A group of hackers supported by the North Korean government has been associated with offensive cyber activities aimed at South Korea and the United States, particularly focusing on individuals in various sectors such as government, military, think tanks, policy makers, academics, and researchers.
Google's TAG department is monitoring a particular group known as ARCHIPELAGO, which they identify as a subdivision of a larger threat group called APT43, that is being monitored by Mandiant.
The large technology company reported that it started keeping watch on the group of hackers during 2012. They also noted that this particular group has been focusing on individuals who are knowledgeable in North Korea's policy matters, such as non-proliferation concerns, human rights, and sanctions.
The interests of APT43, which is also linked to ARCHIPELAGO, are believed to be in line with those of North Korea's Reconnaissance General Bureau (RGB), its main foreign intelligence agency. This implies that there may be some intersection between APT43 and the more widely recognized Kimsuky group.
ARCHIPELAGO executes attacks through phishing emails that contain harmful links. Once clicked by the victims, these links direct them to counterfeit login pages aimed at collecting their login and password credentials.
These communications claim to come from news organizations and research organizations, and aim to lure individuals by pretending to ask for interviews or more details about North Korea.
TAG mentioned that ARCHIPELAGO puts in considerable time and hard work to establish a connection with their targets, frequently communicating through email for a few days or even weeks, prior to ultimately transmitting a harmful link or file.
The individual causing harm is recognized for utilizing the browser-in-the-browser (BitB) method to create fake login pages within a legitimate window in order to acquire login details dishonestly.
Additionally, the fraudulent messages attempting to acquire sensitive information have pretended to be security alerts for Google accounts.
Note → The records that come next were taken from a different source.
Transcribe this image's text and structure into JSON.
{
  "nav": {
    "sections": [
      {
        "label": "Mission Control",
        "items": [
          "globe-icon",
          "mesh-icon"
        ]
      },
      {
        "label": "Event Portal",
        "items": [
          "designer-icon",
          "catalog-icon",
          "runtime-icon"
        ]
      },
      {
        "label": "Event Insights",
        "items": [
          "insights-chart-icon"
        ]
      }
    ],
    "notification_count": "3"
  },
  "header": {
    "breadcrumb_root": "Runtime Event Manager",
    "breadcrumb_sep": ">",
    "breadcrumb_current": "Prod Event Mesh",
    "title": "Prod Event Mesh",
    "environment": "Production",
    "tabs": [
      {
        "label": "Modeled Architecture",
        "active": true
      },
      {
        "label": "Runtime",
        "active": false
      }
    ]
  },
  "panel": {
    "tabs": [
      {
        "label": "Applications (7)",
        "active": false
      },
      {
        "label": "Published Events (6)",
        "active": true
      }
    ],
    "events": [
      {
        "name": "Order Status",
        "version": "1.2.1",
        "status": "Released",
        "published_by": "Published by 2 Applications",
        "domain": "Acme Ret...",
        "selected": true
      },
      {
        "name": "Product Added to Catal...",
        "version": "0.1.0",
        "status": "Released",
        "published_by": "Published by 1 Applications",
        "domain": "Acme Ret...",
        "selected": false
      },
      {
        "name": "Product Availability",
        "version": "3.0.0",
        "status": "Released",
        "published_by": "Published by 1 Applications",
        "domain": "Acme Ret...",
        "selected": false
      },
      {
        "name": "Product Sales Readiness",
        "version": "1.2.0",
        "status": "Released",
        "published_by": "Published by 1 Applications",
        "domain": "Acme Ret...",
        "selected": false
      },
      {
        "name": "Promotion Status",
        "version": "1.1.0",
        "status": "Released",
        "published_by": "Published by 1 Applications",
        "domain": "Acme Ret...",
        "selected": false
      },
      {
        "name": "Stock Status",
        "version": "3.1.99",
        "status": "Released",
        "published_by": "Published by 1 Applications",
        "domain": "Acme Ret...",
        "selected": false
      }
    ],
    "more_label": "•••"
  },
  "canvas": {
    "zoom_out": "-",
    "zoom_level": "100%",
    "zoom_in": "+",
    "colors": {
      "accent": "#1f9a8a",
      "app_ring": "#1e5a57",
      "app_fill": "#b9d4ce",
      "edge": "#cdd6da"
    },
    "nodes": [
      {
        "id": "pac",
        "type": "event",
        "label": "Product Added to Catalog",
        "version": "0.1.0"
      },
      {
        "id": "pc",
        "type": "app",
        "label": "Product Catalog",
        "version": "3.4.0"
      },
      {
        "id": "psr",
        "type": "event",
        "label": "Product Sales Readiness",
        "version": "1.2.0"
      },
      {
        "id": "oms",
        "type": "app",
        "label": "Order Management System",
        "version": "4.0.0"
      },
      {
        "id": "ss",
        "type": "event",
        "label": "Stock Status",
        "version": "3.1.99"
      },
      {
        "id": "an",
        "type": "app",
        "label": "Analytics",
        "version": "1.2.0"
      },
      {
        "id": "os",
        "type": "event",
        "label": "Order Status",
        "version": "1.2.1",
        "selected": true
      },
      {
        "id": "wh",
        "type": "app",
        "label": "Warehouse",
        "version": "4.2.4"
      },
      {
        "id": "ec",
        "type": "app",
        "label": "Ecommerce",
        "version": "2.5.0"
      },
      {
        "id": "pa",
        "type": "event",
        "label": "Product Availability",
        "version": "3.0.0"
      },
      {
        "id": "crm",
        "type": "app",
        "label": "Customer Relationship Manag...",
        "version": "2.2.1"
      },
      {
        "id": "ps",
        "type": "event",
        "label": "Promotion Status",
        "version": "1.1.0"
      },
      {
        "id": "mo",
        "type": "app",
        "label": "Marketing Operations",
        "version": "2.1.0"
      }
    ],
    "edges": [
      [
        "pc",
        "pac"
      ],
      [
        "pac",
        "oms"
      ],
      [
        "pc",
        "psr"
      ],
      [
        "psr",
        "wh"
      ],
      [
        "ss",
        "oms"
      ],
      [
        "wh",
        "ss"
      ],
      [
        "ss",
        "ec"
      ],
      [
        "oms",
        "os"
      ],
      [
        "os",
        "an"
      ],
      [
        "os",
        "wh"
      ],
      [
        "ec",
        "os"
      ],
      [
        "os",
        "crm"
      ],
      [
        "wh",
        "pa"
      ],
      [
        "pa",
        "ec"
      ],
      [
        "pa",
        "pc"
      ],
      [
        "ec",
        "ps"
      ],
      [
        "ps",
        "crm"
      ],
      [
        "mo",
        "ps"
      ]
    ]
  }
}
These messages aim to trigger the spread of malware created by the opposing group, which is hosted collectively and contains payloads such as BabyShark that are stored on Google Drive in the guise of empty files or ISO optical disc images.
ARCHIPELAGO has also implemented a significant method which involves the utilization of deceitful Google Chrome add-ons for the collection of delicate information, as apparent in previous operations known as Stolen Pencil and SharpTongue.
The progress has been made known by AhnLab Security Emergency Response Center (ASEC) as they highlighted Kimsuky's utilization of an Alternate Data Stream (ADS) and altered Microsoft Word documents as a means of distributing malware designed to steal information.